WorkClout, a graduate of the Y Combinator Winter 2019 cohort, announced today that it has shifted its focus from manufacturing automation to manufacturing performance support and has raised a $2.3 million seed round.
The funding was led by Spider Capital with participation from Y Combinator, Liquid 2, Soma Capital, Pioneer Fund, Mehta Ventures and several individual investors.
When the company launched last year, it was looking at helping customers drive operational efficiency in their processes, but WorkClout founder and CEO Arjun Patel says they were seeing that there was a ceiling in terms of how much efficiency they could squeeze out of work processes using software.
At that point, Patel decided to take a step back and do some research to figure out how WorkClout could best help manufacturing customers with its software-based solutions. After surveying 124 manufacturers, he says that he realized that these companies really needed help training front-line workers, an area he says is called performance support.
“We found that most of the companies were saying that employees are the biggest challenge that they have to face in terms of how to engage them better or how to empower them better, because ultimately they realize people, even if there is automation, are still the driving force for a lot of sectors,” Patel told TechCrunch.
Towards the end of last year, the company built a new tool to help customers train employees for complex front-line tasks. The workers might have a phone or tablet, which shows them how to complete each task, and gives them feedback as they move through a set of tasks. It also enables these workers to communicate with one another and with management about issues they are seeing on the line. Managers can monitor communication and see how workers are doing on a back-end system in the office.

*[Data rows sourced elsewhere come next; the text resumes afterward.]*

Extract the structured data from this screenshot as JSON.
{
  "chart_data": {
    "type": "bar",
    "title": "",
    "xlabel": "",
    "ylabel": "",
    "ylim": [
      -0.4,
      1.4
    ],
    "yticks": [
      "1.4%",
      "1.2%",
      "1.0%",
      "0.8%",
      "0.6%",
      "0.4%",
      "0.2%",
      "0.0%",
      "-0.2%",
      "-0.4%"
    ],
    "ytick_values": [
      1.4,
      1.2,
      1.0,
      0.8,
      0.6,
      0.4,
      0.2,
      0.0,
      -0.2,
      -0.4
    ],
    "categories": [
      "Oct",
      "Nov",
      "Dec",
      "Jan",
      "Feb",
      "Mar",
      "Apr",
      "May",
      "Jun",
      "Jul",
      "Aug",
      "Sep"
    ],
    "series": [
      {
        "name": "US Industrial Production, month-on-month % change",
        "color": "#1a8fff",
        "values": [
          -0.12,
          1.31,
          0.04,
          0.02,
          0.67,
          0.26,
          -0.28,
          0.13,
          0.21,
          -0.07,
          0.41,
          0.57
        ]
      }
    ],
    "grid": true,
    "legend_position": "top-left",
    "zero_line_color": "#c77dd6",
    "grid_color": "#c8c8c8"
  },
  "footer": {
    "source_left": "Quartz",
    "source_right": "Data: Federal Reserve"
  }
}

“We gave them the ability to allow employees to capture and share critical information in real time on the factory floor, where the goal is to actually create standardized multimedia and training content for machines, processes and stations, allowing new and existing employees to get better insight into their work, and at the same time, allowing employees to communicate better about problems on the floor and reduce downtime,” he explained.
Patel recognizes that this is a difficult time to pivot, but says he believes it puts the company in a better position to succeed in the long term. He has cut the team from nine to five employees in an effort to run lean for the short term.
He hopes to begin hiring again in the fourth quarter this year or, at the latest, by Q1 next year. He plans to use that time to build out the product and prepare for a big go-to market push whenever the economy begins to rebound.
He sees this money giving him a long runway of 2.5 years with the company’s current burn and revenue rates, and that should give him enough time to wait out the current economic downturn.